In Ryan v. Rogers, 1913, 21 Wyo. 311, 132 P. 95, 101, a requisition from Illinois, based on an attached copy of an indictment, was accompanied also by an affidavit of the complaining witness which had been executed, not to obtain a warrant of arrest, but in support of the prosecutor's petition for requisition addressed to the governor of the demanding state. The affidavit stated facts which were said to show the charge in the indictment was not well founded, but the Wyoming court said:
"The charge of crime is contained in the indictment, a copy of which duly authenticated accompanies the requisition, and its allegations must control in determining the legal question whether it is shown that the person named therein is charged with the commission of a crime."
The discrepancy in dates which appears in the copies of the examining court papers in this case, which the District Court found was due to a typographical or clerical error, does not remove the important fact that the indictment now pending in Pennsylvania charges the appellant with the commission of a crime in that state. The difference in dates is at best defensive, and can be used by the appellant for whatever it is worth at trial under the indictment. We are not concerned with his guilt or innocence, but with the question whether he stands substantially charged with crime. The indictment, which must control our answer, is undoubtedly such a charge.
Bruzaud further says the District Court erred in finding as a fact that he was in Pennsylvania on July 8, 1952, when the crime is alleged to have been committed. As to that, the evidence was conflicting. The complaining witness said he was there. Appellant said he was not, and introduced other evidence tending to corroborate his denial. The Supreme Court said in Munsey v.
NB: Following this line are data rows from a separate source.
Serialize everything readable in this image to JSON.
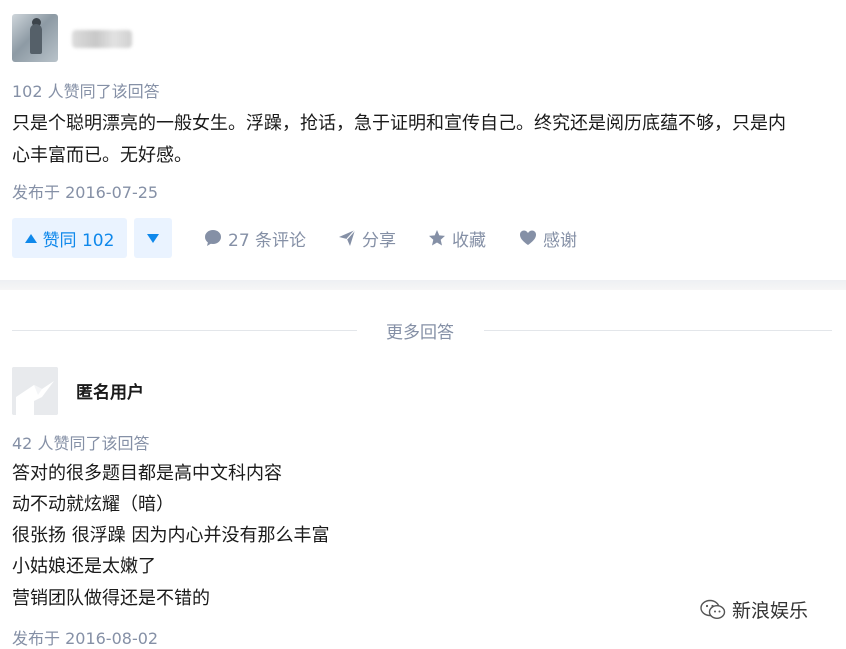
{
  "answer1": {
    "votes_text": "102 人赞同了该回答",
    "content_line1": "只是个聪明漂亮的一般女生。浮躁，抢话，急于证明和宣传自己。终究还是阅历底蕴不够，只是内",
    "content_line2": "心丰富而已。无好感。",
    "published": "发布于 2016-07-25",
    "actions": {
      "upvote_label": "赞同 102",
      "comments_label": "27 条评论",
      "share_label": "分享",
      "collect_label": "收藏",
      "thanks_label": "感谢"
    }
  },
  "more_answers_label": "更多回答",
  "answer2": {
    "author": "匿名用户",
    "votes_text": "42 人赞同了该回答",
    "lines": [
      "答对的很多题目都是高中文科内容",
      "动不动就炫耀（暗）",
      "很张扬 很浮躁 因为内心并没有那么丰富",
      "小姑娘还是太嫩了",
      "营销团队做得还是不错的"
    ],
    "published": "发布于 2016-08-02"
  },
  "watermark": "新浪娱乐",
  "colors": {
    "accent": "#0f88eb",
    "accent_bg": "#eaf3ff",
    "meta": "#8590a6"
  },
  "icons": [
    "up-triangle-icon",
    "down-triangle-icon",
    "comment-icon",
    "share-icon",
    "star-icon",
    "heart-icon",
    "wechat-icon"
  ]
}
Clough, 1905, 196 U.S. 364, 375, 25 S.Ct. 282, 285,
"* * * But the court will not discharge a defendant arrested under the governor's warrant where there is merely contradictory evidence on the subject of presence in or absence from the state, as habeas corpus is not the proper proceeding to try the question of alibi, or any question as to the guilt or innocence of the accused."
We cannot agree with the appellant's contention that the testimony of Hausrath, the complaining witness, on the subject should be disregarded. He says Hausrath perjured himself by swearing on June 25, 1952, that the crime was committed July 8, 1952; that, with Hausrath so discredited, the only credible evidence was his own and that of his witnesses, which constituted clear and satisfactory proof that he was not in the demanding state on the date alleged. In those circumstances, appellant argues, there was no conflict in the evidence on the subject and under our holding in Young v. Matthews, 1949, 84 U.S. App.D.C. 345, 174 F.2d 35, he cannot be held to be a fugitive.
Hausrath cannot be so lightly convicted of perjury. Obviously he did not make the date entries on the jurat, the warrant and the docket. The district judge who heard the testimony and observed the demeanor of all the witnesses accepted Hausrath's statement over those to the contrary, and found as a fact that Bruzaud was in Pennsylvania on July 8, 1952. We cannot disturb that finding.
The trial judge having correctly ruled as a matter of law that Bruzaud was substantially charged with crime in Pennsylvania, and having decided on sufficient evidence that he was in that Commonwealth on the critical day, the writ of habeas corpus should have been, as it was, discharged.
1. In extradition cases in the District of Columbia, the Chief Judge of the United States District Court performs the duties of the chief executive of a state. Section 23-401, D.C.Code 1951.
2. The Seventh Circuit remarked, in United States ex rel. McCline v. Meyering, 1934, 75 F.2d 716, 718, "[I]n the absence of an indictment, the act of Congress permits the certification of an affidavit."